Beyond its flagship reading series, the Forum has sponsored the publication of a number of poetry collections and founded the Poets in Person outreach program, which has sent authors and educators such as Fred Rogers and Samuel Pickering to speak at schools across Western Pennsylvania. Although most of its events are in Pittsburgh, the Forum has also presented performances at venues including the Wolf Trap National Park for the Performing Arts and the Smithsonian Institution's Hirshhorn Museum in Washington, D.C.

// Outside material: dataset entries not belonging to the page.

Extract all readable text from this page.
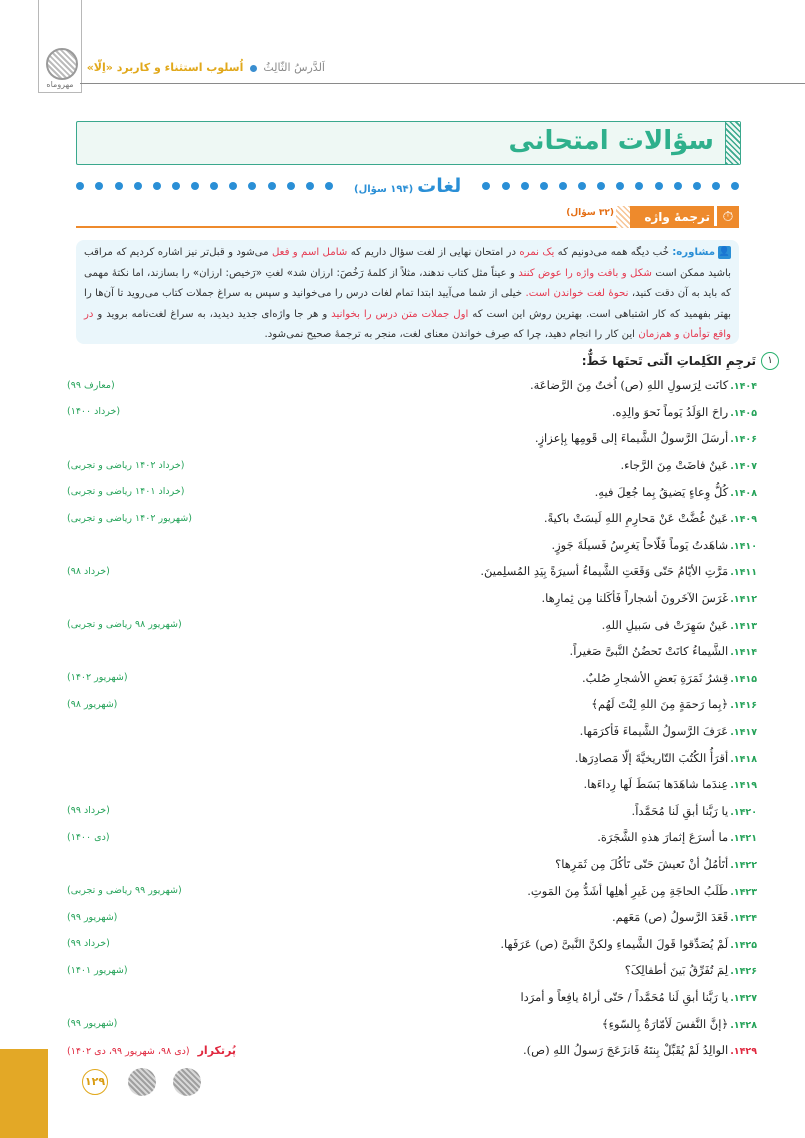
مهروماه
اَلدَّرسُ الثّالِثُ  اُسلوب استثناء و کاربرد «اِلّا»
سؤالات امتحانی
لغات
(۱۹۴ سؤال)
⏱
ترجمهٔ واژه
(۳۲ سؤال)
👤مشاوره: خُب دیگه همه می‌دونیم که یک نمره در امتحان نهایی از لغت سؤال داریم که شامل اسم و فعل می‌شود و قبل‌تر نیز اشاره کردیم که مراقب باشید ممکن است شکل و بافت واژه را عوض کنند و عیناً مثل کتاب ندهند، مثلاً از کلمهٔ رَخُصَ: ارزان شد» لغتِ «رَخیص: ارزان» را بسازند، اما نکتهٔ مهمی که باید به آن دقت کنید، نحوهٔ لغت خواندن است. خیلی از شما می‌آیید ابتدا تمام لغات درس را می‌خوانید و سپس به سراغ جملات کتاب می‌روید تا آن‌ها را بهتر بفهمید که کار اشتباهی است. بهترین روش این است که اول جملات متن درس را بخوانید و هر جا واژه‌ای جدید دیدید، به سراغ لغت‌نامه بروید و در واقع توأمان و هم‌زمان این کار را انجام دهید، چرا که صِرف خواندن معنای لغت، منجر به ترجمهٔ صحیح نمی‌شود.
۱
تَرجِمِ الکَلِماتِ الّتی تَحتَها خَطٌّ:
۱۴۰۴.کانَت لِرَسولِ اللهِ (ص) اُختٌ مِنَ الرَّضاعَة.
(معارف ۹۹)
۱۴۰۵.راحَ الوَلَدُ یَوماً نَحوَ والِدِه.
(خرداد ۱۴۰۰)
۱۴۰۶.أرسَلَ الرَّسولُ الشَّیماءَ إلی قَومِها بِإعزازٍ.
۱۴۰۷.عَینٌ فاضَتْ مِنَ الرَّجاء.
(خرداد ۱۴۰۲ ریاضی و تجربی)
۱۴۰۸.کُلُّ وِعاءٍ یَضیقُ بِما جُعِلَ فیهِ.
(خرداد ۱۴۰۱ ریاضی و تجربی)
۱۴۰۹.عَینٌ غُضَّتْ عَنْ مَحارِمِ اللهِ لَیسَتْ باکیةً.
(شهریور ۱۴۰۲ ریاضی و تجربی)
۱۴۱۰.شاهَدتُ یَوماً فَلّاحاً یَغرِسُ فَسیلَةَ جَوزٍ.
۱۴۱۱.مَرَّتِ الأیّامُ حَتّی وَقَعَتِ الشَّیماءُ أسیرَةً بِیَدِ المُسلِمینَ.
(خرداد ۹۸)
۱۴۱۲.غَرَسَ الآخَرونَ أشجاراً فَأکَلنا مِن ثِمارِها.
۱۴۱۳.عَینٌ سَهِرَتْ فی سَبیلِ اللهِ.
(شهریور ۹۸ ریاضی و تجربی)
۱۴۱۴.الشَّیماءُ کانَتْ تَحضُنُ النَّبیَّ صَغیراً.
۱۴۱۵.قِشرُ ثَمَرَةِ بَعضِ الأشجارِ صُلبٌ.
(شهریور ۱۴۰۲)
۱۴۱۶.﴿بِما رَحمَةٍ مِنَ اللهِ لِنْتَ لَهُم﴾
(شهریور ۹۸)
۱۴۱۷.عَرَفَ الرَّسولُ الشَّیماءَ فَأکرَمَها.
۱۴۱۸.أقرَأُ الکُتُبَ التّاریخیَّةَ إلّا مَصادِرَها.
۱۴۱۹.عِندَما شاهَدَها بَسَطَ لَها رِداءَها.
۱۴۲۰.یا رَبَّنا أبقِ لَنا مُحَمَّداً.
(خرداد ۹۹)
۱۴۲۱.ما أسرَعَ إثمارَ هذهِ الشَّجَرَة.
(دی ۱۴۰۰)
۱۴۲۲.أتَأمُلُ أنْ تَعیشَ حَتّی تَأکُلَ مِن ثَمَرِها؟
۱۴۲۳.طَلَبُ الحاجَةِ مِن غَیرِ أهلِها أشَدُّ مِنَ المَوتِ.
(شهریور ۹۹ ریاضی و تجربی)
۱۴۲۴.قَعَدَ الرَّسولُ (ص) مَعَهم.
(شهریور ۹۹)
۱۴۲۵.لَمْ یُصَدِّقوا قَولَ الشَّیماءِ ولکنَّ النَّبیَّ (ص) عَرَفَها.
(خرداد ۹۹)
۱۴۲۶.لِمَ تُفَرِّقُ بَینَ أطفالِکَ؟
(شهریور ۱۴۰۱)
۱۴۲۷.یا رَبَّنا أبقِ لَنا مُحَمَّداً / حَتّی أراهُ یافِعاً و أمرَدا
۱۴۲۸.﴿إنَّ النَّفسَ لَأمّارَةٌ بِالسّوءِ﴾
(شهریور ۹۹)
۱۴۲۹.الوالِدُ لَمْ یُقَبِّلْ بِنتَهُ فَانزَعَجَ رَسولُ اللهِ (ص).
پُرتکرار
(دی ۹۸، شهریور ۹۹، دی ۱۴۰۲)
۱۲۹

In 2023, after a decade-long hiatus, Samuel Hazo announced the revival of the Forum's public reading series, naming local academic Jake Grefenstette as his successor. Grefenstette has since relaunched the Forum's readings and educational programs and developed one of the world's most widely followed platforms for online educational poetry videos on social media. Events under Grefenstette's tenure have included readings by a number of new and returning poets and performers, including the world premiere of Poet Laureate of the United Kingdom Simon Armitage's verse translation of the Epic of Gilgamesh. As a 501(c)(3) nonprofit organization, the International Poetry Forum is primarily supported by foundation grants and individual donations.

== Legacy ==
In 1967, the University of Pittsburgh Press launched the Pitt Poetry Series in collaboration with the International Poetry Forum as a platform for publishing winning manuscripts of the Forum's United States Award, which was awarded from 1967–1976. In 1978, the Forum launched its own Byblos Editions imprint, which has published collections by Vicente Aleixandre, William Jay Smith, Adonis, and others.

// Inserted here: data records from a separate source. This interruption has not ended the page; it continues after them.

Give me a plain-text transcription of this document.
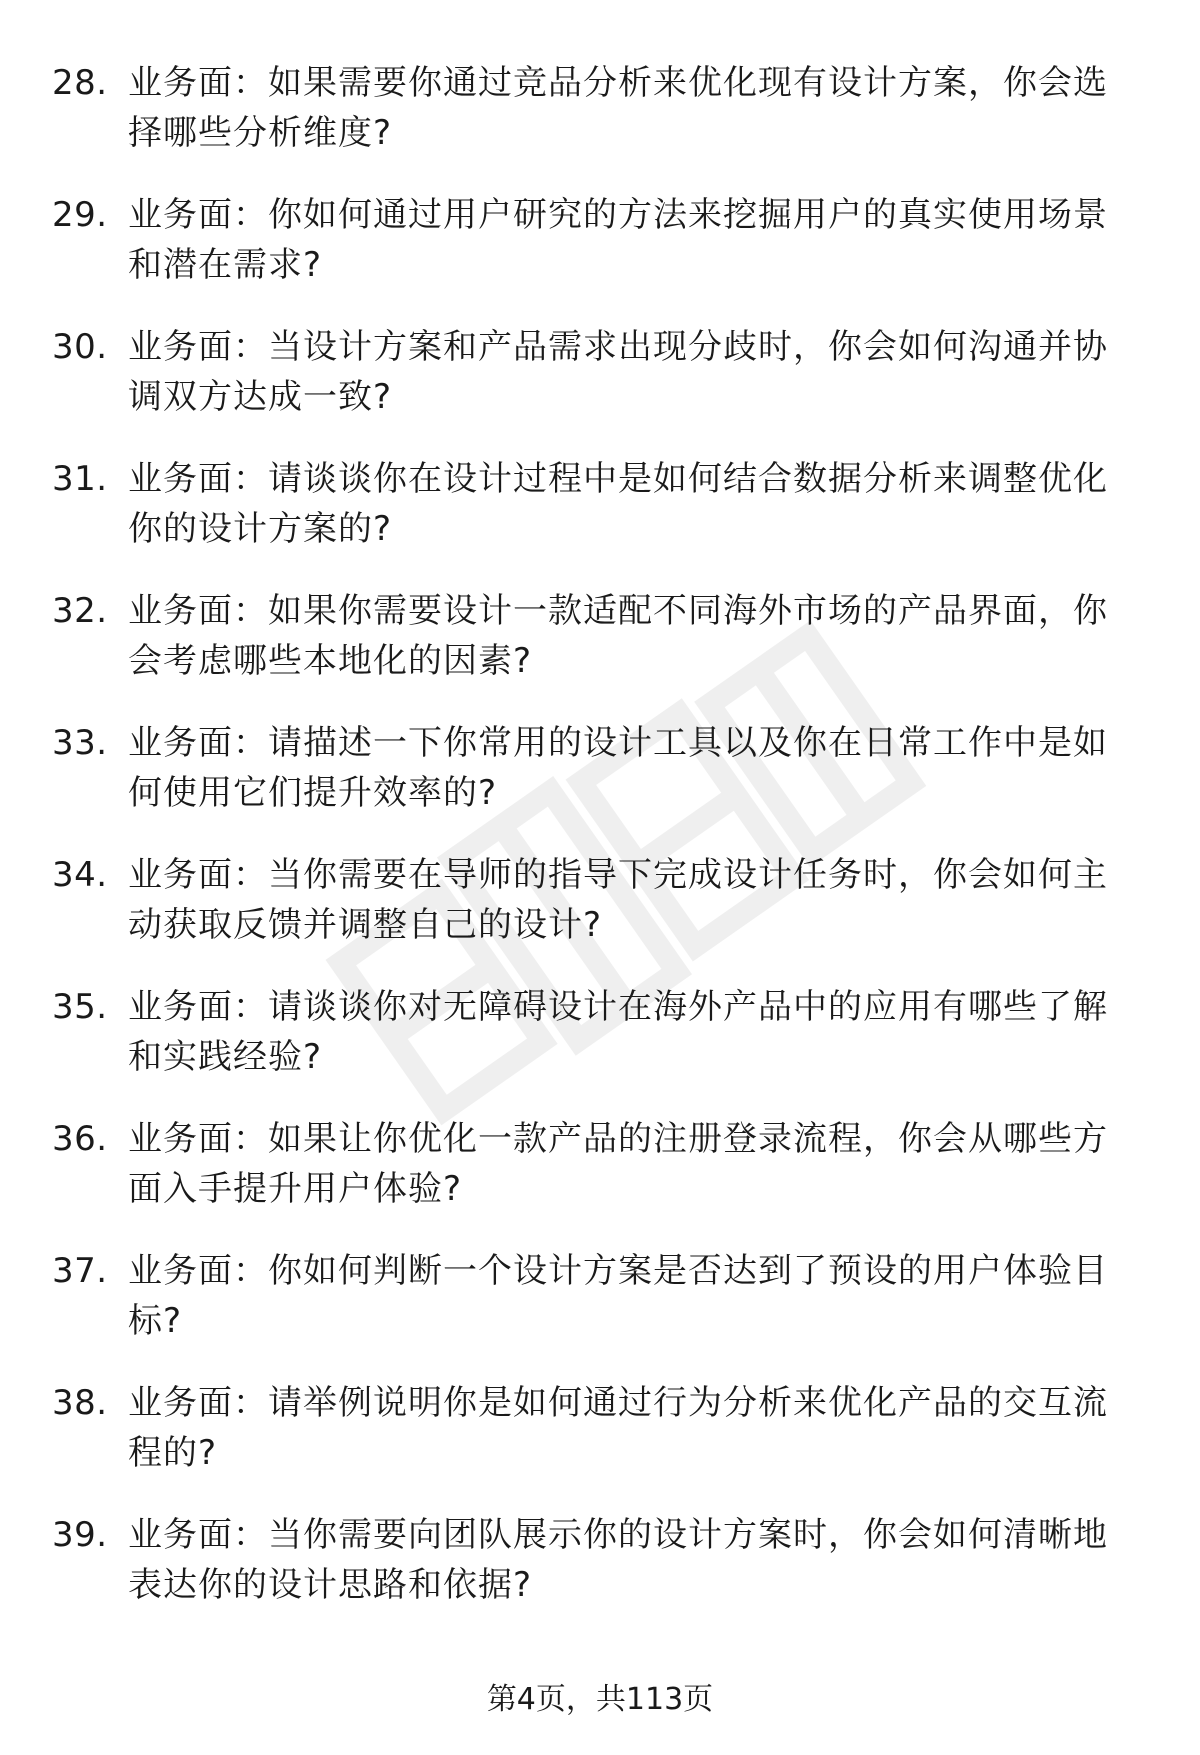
28. 业务面：如果需要你通过竞品分析来优化现有设计方案，你会选择哪些分析维度?
29. 业务面：你如何通过用户研究的方法来挖掘用户的真实使用场景和潜在需求?
30. 业务面：当设计方案和产品需求出现分歧时，你会如何沟通并协调双方达成一致?
31. 业务面：请谈谈你在设计过程中是如何结合数据分析来调整优化你的设计方案的?
32. 业务面：如果你需要设计一款适配不同海外市场的产品界面，你会考虑哪些本地化的因素?
33. 业务面：请描述一下你常用的设计工具以及你在日常工作中是如何使用它们提升效率的?
34. 业务面：当你需要在导师的指导下完成设计任务时，你会如何主动获取反馈并调整自己的设计?
35. 业务面：请谈谈你对无障碍设计在海外产品中的应用有哪些了解和实践经验?
36. 业务面：如果让你优化一款产品的注册登录流程，你会从哪些方面入手提升用户体验?
37. 业务面：你如何判断一个设计方案是否达到了预设的用户体验目标?
38. 业务面：请举例说明你是如何通过行为分析来优化产品的交互流程的?
39. 业务面：当你需要向团队展示你的设计方案时，你会如何清晰地表达你的设计思路和依据?
第4页，共113页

Samuel Hazo, who served as the Forum's founder and director for 43 years, was named Pennsylvania’s first Poet Laureate in 1993, a position he served for a decade. For his work directing the Forum, Hazo received honorary doctorates from institutions such as the University of Notre Dame and Carnegie Mellon University; the Hazlett Award for Excellence in Literature from the Pennsylvania Governor; the Forbes Medal for Outstanding Cultural Contributions to Western Pennsylvania; and the Common Wealth Award of Distinguished Service.

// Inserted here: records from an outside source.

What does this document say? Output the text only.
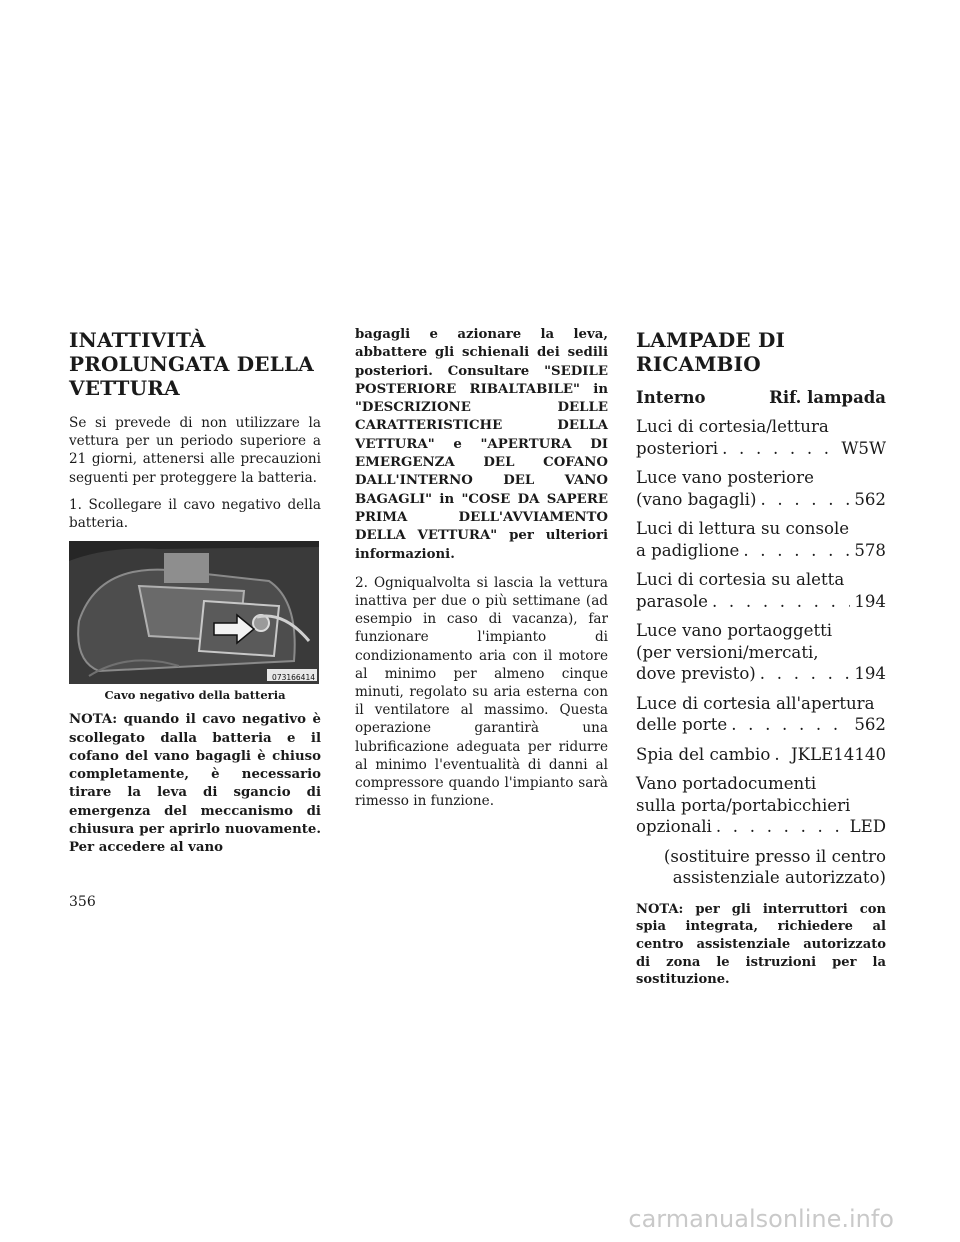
INATTIVITÀ PROLUNGATA DELLA VETTURA

Se si prevede di non utilizzare la vettura per un periodo superiore a 21 giorni, attenersi alle precauzioni seguenti per proteggere la batteria.

1. Scollegare il cavo negativo della batteria.

073166414
Cavo negativo della batteria

NOTA: quando il cavo negativo è scollegato dalla batteria e il cofano del vano bagagli è chiuso completamente, è necessario tirare la leva di sgancio di emergenza del meccanismo di chiusura per aprirlo nuovamente. Per accedere al vano

bagagli e azionare la leva, abbattere gli schienali dei sedili posteriori. Consultare "SEDILE POSTERIORE RIBALTABILE" in "DESCRIZIONE DELLE CARATTERISTICHE DELLA VETTURA" e "APERTURA DI EMERGENZA DEL COFANO DALL'INTERNO DEL VANO BAGAGLI" in "COSE DA SAPERE PRIMA DELL'AVVIAMENTO DELLA VETTURA" per ulteriori informazioni.

2. Ogniqualvolta si lascia la vettura inattiva per due o più settimane (ad esempio in caso di vacanza), far funzionare l'impianto di condizionamento aria con il motore al minimo per almeno cinque minuti, regolato su aria esterna con il ventilatore al massimo. Questa operazione garantirà una lubrificazione adeguata per ridurre al minimo l'eventualità di danni al compressore quando l'impianto sarà rimesso in funzione.

LAMPADE DI RICAMBIO
Interno	Rif. lampada
Luci di cortesia/lettura
posteriori . . .	W5W
Luce vano posteriore
(vano bagagli) . . .	562
Luci di lettura su console
a padiglione . . .	578
Luci di cortesia su aletta
parasole . . .	194
Luce vano portaoggetti
(per versioni/mercati,
dove previsto) . . .	194
Luce di cortesia all'apertura
delle porte . . .	562
Spia del cambio . . . JKLE14140
Vano portadocumenti
sulla porta/portabicchieri
opzionali . . .	LED
(sostituire presso il centro
assistenziale autorizzato)

NOTA: per gli interruttori con spia integrata, richiedere al centro assistenziale autorizzato di zona le istruzioni per la sostituzione.

356
carmanualsonline.info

In January 2023, Carlow University presented “The Power of Poetry: Celebrating the Legacy of the International Poetry Forum,” a public event featuring poetry readings by Samuel Hazo, Naomi Shihab Nye, Richard Blanco, and Tracy K. Smith.

After his retirement, Hazo established an archival collection at Carlow covering his tenure as director. Audio recordings for the Forum's 1966–2009 poetry readings have since been digitized, donated, and made available through the International Poetry Forum Collection at Carlow’s Grace Library. Recordings from the Grefenstette administration are publicly available on the International Poetry Forum's own YouTube and social media channels.